The Gurfein Writing Fellowship
Students in The Writing Institute are eligible for The Gurfein Writing Fellowship at Sarah Lawrence College, an award funded by The Gurfein Family Foundation designed to provide two recipients with a year-long opportunity to work closely with a mentor on a writing project of their choice. Previous Gurfein Fellows have been signed by literary agents and are published in newspapers, magazines, and journals.
The Gurfein Board
The following distinguished board of writers selects the recipients:
Mark Medoff (Panel Chairman): Playwright, screenwriter, and director of stage, film, and opera. Mr. Medoff received a Tony Award for Children of a Lesser God, for which he was also nominated for an Academy Award. He is the winner of London’s Society of West End Theatres Award for best play and nominee for a Cable Ace Award for his HBO premiere movie, Apology. He has also received an OBIE Award for When You Comin’ Back, Red Ryder? Mr. Medoff was co-founder of the American Southwest Theatre Company and Head of the Department of Theatre Arts for nine years. He is currently Distinguished Lecturer in Playwriting at the University of Houston. He has also been named Senior Fellow in the Creative Media Institute at New Mexico State University, where he taught for 27 years.
Barbara Gordon: Three-time Emmy Award winning documentary film producer, writer, NBC Today Show writer-producer, WCBS-TV EYE On Documentary Series, Writer-Producer of PBS's The Great American Dream Machine and Black Journal, and best-selling author of I’m Dancing As Fast As I Can. Ms. Gordon is also the author of Jennifer Fever, and the novel Defects of the Heart.
Andrew Gross: author of New York Times best-selling thrillers, The Blue Zone and The Dark Tide, and co-author of five #1-bestsellers with James Patterson, including the Women’s Murder Club series, Lifeguard, and Judge and Jury. Don’t Look Twice, Mr. Gross’s new thriller, will be published in March by William Morrow.
Stephen Lang: Tony-nominated, Drama Desk, and Helen Hayes Award-winning actor and writer. Stephen is also the Co-artistic director of the Actor’s Studio in New York. Mr. Lang’s highly anticipated new film, Avatar, directed by Academy Award winning writer, James Cameron, is being released in the spring.

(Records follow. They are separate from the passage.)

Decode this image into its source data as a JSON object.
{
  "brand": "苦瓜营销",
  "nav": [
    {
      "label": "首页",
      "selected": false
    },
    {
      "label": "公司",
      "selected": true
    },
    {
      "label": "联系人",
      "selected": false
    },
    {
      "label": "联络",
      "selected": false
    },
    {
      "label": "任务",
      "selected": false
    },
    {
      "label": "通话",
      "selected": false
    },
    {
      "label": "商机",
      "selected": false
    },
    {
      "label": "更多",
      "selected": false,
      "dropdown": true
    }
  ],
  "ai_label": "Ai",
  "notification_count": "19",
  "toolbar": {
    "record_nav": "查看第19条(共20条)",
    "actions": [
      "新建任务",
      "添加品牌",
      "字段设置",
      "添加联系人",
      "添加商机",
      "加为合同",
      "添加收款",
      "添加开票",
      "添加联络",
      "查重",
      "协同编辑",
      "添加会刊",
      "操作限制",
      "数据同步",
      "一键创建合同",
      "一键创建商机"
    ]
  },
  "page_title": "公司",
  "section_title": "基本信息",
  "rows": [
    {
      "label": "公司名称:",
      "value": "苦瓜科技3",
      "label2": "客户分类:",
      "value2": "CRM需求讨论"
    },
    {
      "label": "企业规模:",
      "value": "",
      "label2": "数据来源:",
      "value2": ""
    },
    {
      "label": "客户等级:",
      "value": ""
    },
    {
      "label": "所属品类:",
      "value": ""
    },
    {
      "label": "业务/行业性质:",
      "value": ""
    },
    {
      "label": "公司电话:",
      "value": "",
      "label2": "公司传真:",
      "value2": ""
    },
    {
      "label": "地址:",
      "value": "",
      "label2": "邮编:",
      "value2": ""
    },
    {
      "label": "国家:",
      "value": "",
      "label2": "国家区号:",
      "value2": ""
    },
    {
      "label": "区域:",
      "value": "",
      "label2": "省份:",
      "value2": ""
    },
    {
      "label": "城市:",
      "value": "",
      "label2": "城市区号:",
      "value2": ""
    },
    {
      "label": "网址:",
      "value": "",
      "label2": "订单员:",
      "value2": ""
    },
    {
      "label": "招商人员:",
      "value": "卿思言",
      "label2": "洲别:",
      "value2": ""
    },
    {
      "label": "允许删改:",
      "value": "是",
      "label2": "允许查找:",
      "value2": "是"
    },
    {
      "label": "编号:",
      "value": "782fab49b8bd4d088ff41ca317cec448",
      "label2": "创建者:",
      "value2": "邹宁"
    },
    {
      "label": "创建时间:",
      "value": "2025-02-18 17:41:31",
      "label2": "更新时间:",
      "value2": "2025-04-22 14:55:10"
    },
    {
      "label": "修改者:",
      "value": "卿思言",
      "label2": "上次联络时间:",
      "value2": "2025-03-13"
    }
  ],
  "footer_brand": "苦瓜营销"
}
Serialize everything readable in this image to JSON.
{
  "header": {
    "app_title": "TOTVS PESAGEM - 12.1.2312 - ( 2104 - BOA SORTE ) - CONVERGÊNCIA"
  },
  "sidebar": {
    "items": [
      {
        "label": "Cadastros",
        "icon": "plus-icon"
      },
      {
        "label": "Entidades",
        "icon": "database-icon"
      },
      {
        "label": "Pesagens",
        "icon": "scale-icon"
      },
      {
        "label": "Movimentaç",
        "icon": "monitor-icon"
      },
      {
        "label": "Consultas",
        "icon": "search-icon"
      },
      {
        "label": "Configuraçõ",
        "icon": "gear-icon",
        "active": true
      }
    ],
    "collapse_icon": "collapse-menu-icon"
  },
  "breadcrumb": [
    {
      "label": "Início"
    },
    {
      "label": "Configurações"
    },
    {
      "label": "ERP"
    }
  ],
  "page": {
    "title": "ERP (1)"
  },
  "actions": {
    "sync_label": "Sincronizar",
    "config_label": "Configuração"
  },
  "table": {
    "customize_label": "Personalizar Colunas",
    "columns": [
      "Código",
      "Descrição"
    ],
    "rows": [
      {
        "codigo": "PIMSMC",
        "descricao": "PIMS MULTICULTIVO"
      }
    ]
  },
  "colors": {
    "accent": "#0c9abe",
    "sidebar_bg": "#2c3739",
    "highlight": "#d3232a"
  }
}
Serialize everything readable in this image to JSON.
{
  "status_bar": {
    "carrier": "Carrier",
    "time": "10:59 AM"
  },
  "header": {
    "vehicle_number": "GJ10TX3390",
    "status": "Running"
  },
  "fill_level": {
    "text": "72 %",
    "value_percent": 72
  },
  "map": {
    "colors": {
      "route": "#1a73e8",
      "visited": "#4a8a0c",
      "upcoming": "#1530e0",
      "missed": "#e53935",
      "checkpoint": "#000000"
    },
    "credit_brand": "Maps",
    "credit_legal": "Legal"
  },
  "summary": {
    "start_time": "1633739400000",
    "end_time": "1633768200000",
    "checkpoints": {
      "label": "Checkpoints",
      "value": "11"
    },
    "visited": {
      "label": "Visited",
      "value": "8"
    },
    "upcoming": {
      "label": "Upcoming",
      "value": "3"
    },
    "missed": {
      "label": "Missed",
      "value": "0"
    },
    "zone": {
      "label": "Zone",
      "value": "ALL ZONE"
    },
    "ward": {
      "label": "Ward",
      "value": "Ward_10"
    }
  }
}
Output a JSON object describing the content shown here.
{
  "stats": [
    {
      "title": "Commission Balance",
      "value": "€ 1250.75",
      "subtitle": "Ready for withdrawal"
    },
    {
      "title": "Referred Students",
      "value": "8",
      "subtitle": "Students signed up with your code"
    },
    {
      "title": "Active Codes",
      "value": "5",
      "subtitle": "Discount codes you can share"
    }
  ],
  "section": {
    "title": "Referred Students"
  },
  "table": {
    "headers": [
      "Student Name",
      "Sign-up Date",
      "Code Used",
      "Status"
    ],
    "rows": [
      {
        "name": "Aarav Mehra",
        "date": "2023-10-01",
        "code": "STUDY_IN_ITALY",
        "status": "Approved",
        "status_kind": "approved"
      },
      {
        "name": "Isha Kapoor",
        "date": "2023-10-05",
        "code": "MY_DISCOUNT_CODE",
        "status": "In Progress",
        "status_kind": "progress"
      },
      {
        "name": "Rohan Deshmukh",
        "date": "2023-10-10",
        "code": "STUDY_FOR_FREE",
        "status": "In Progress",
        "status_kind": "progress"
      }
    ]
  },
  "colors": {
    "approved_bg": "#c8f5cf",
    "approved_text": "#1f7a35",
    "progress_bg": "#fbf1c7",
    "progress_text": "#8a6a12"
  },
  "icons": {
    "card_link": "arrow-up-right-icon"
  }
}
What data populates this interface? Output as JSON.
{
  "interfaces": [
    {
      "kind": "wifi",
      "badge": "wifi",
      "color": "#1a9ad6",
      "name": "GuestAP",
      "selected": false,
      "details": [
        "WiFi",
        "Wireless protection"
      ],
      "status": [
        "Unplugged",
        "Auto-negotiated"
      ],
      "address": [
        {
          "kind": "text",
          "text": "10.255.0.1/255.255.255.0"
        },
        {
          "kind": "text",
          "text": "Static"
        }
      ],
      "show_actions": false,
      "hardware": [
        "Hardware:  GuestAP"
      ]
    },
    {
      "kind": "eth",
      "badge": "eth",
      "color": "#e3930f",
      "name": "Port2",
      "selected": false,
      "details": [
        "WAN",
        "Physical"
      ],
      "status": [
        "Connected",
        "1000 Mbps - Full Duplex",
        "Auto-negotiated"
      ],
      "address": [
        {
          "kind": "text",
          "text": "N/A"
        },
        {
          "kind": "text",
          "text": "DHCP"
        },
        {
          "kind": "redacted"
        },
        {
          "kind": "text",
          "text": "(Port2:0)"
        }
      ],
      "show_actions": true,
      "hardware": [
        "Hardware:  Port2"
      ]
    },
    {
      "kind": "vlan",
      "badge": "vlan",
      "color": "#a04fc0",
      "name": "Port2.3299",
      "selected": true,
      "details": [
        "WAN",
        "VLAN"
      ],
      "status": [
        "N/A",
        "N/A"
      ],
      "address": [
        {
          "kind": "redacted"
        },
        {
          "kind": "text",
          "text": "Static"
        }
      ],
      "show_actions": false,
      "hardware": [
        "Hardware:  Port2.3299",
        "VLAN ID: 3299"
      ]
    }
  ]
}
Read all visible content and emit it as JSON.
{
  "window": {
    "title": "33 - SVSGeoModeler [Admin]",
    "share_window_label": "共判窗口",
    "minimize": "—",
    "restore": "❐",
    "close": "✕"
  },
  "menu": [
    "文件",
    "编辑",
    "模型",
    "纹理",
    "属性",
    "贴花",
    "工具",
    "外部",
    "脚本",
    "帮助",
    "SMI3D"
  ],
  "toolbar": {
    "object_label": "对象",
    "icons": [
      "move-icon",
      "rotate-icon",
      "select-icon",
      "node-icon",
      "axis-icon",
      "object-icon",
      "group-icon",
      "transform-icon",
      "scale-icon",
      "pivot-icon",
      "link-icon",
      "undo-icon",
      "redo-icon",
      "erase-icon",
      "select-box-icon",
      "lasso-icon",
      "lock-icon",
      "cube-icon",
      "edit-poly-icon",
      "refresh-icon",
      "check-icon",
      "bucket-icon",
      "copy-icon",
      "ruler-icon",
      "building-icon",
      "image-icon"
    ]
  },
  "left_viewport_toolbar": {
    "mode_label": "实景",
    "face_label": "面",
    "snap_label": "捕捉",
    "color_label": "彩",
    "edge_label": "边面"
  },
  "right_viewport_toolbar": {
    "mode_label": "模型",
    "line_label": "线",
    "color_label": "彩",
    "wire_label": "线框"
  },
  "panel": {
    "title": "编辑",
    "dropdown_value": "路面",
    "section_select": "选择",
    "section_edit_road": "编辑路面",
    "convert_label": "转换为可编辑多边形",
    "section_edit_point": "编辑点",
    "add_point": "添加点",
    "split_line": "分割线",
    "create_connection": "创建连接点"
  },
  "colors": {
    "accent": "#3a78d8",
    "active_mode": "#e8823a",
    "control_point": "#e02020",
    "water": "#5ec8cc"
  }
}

Rachel Cohen (Sarah Lawrence Writing Faculty): author of A Chance Meeting: Intertwined Lives of American Writers and Artists published by Random House and chosen as one of the LA Times best books of the year and recipient of the 2003 PEN/Jerard Fund Award. Ms. Cohen has received numerous honors including a Fellowship at the New York Institute for the Humanities at NYU, and Fellowships at The New York Foundation for the Arts and the MacDowell Colony, the oldest artist’s colony in the United States.
Gurfein Fellowship Mentors
The Gurfein Writing Fellows receive a year of one-on-one mentoring with outstanding members of The Sarah Lawrence Faculty.
Suzanne Gardinier is the author of The New World, winner of Associated Writing Programs Award Series in poetry; A World That Will Hold All the People, essays on poetry and politics; Today: 101 Ghazals; and a new long poem called “Dialogue with the Archipelago.” Her fiction has appeared in The Kenyon Review, The American Voice, and The Paris Review. She is the recipient of the Kenyon Review Award for Literary Excellence in the Essay and of grants from the New York Foundation for the Arts and the Lannan Foundation.
Mary LaChapelle is the author of House of Heroes and Other Stories; and the recipient of PEN/Nelson Algren, Whiting, and Katherine Anne Porter awards, and of a Bush Foundation fellowship.
Fellows are invited to read their work at a reception held in their honor in December at which time the 2010 nominees will be announced by the Director of the Center for Continuing Education at Sarah Lawrence College.
To be considered for the Gurfein Fellowship, applicants must be enrolled in one of the many courses offered at The Center for Continuing Education’s Writing Institute. The Gurfein Writing Fellowship is the first and only fellowship in the nation to be awarded to nonmatriculating students.